Memory allocation and deallocation inside a for loop

Hi,
this is my problem. I have a for loop in the host code. Inside it I have to work on two memory structures whiose size change at each loop iteration. This size is computed inside the loop, therefore I cannot allocate data structure before this computation. My code work as follows:

for(int i=0;i<iter;i++)
{

cudaMalloc((void**)&dA,9sizelzsizeof(float)); // sizelz and L change at each iteration
cudaMalloc((void**)&dx,L*sizeof(float));

culaDeviceSgels(‘N’, sizelz, 9, 1, dA, sizelz, dx, max(sizelz,9));
cudaMemcpyToSymbol(dcoeff, dx, 9*sizeof(float),0, cudaMemcpyDeviceToDevice);

/…other operations…/
cudaThreadSynchronize() ;
cudaFree(dx);
cudaFree(dA);
}

The problem is that sometimes when I launch the program many times I get an Out of memory errror, or Cuda unknown error, therefore I think that there is some memory leakage in my code.
I would try to avoid this dynamic allocation allocating dA and dx outside the loop using the maximum size that they can achieve, but if I do this, how can I use only the first sizelz elements of my buffers? I mean, I would call my cula routing using only the first sizelz columns of dA and the first sizelz elements of dx . How Can I do this? Any suggestions?

Thanks in advance

What is culaDeviceSgels( … ) ? A wrapper for your kernel call?
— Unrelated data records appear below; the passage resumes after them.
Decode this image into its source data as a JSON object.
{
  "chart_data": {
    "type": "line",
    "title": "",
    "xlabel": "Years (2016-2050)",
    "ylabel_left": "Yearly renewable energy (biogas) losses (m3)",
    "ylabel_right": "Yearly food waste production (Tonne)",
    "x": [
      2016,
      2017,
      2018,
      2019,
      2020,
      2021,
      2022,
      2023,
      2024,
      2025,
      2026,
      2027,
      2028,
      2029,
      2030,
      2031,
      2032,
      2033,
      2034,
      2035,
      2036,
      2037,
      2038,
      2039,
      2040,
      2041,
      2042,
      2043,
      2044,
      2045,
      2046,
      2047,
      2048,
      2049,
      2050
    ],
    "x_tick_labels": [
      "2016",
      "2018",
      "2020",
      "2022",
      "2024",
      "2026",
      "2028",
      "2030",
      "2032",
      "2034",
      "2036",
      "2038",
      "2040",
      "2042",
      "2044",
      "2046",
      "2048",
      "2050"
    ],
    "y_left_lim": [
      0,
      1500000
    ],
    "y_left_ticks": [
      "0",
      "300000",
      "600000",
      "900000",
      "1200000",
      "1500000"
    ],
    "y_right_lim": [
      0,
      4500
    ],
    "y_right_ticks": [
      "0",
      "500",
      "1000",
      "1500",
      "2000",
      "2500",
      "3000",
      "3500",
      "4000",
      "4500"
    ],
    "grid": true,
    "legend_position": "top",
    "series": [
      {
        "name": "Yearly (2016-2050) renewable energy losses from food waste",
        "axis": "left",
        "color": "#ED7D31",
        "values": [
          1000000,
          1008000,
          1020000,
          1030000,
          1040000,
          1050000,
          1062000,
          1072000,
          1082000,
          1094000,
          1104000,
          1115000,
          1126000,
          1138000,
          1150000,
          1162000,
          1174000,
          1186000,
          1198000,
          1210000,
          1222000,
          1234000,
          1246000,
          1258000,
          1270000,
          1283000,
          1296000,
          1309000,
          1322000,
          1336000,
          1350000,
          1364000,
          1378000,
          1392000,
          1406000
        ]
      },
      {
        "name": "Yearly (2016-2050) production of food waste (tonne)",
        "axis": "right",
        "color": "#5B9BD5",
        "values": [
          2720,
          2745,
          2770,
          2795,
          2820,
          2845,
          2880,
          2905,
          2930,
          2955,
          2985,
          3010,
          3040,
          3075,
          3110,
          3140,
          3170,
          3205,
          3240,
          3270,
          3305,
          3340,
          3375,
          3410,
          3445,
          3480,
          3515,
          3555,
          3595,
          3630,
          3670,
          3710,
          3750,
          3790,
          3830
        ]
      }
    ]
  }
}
I recommend you check the returned values of the CUDA function calls. For example:

void Check_CUDA_Error(const char *message)

{

	cudaError_t error = cudaGetLastError();

	if(error!=cudaSuccess)

 	printf("ERROR: %s: %s\n", message, cudaGetErrorString(error) );

}

...

cudaMalloc((void**)&dA,9*sizelz*sizeof(float)); // sizelz and L change at each iteration

Check_CUDA_Error("cudaMalloc, dA");

...

Said that, you can check the current size limit to read/write data from/to the buffers into your kernel. Could you post a reduce example of your kernel and how you manage the indexes for access data?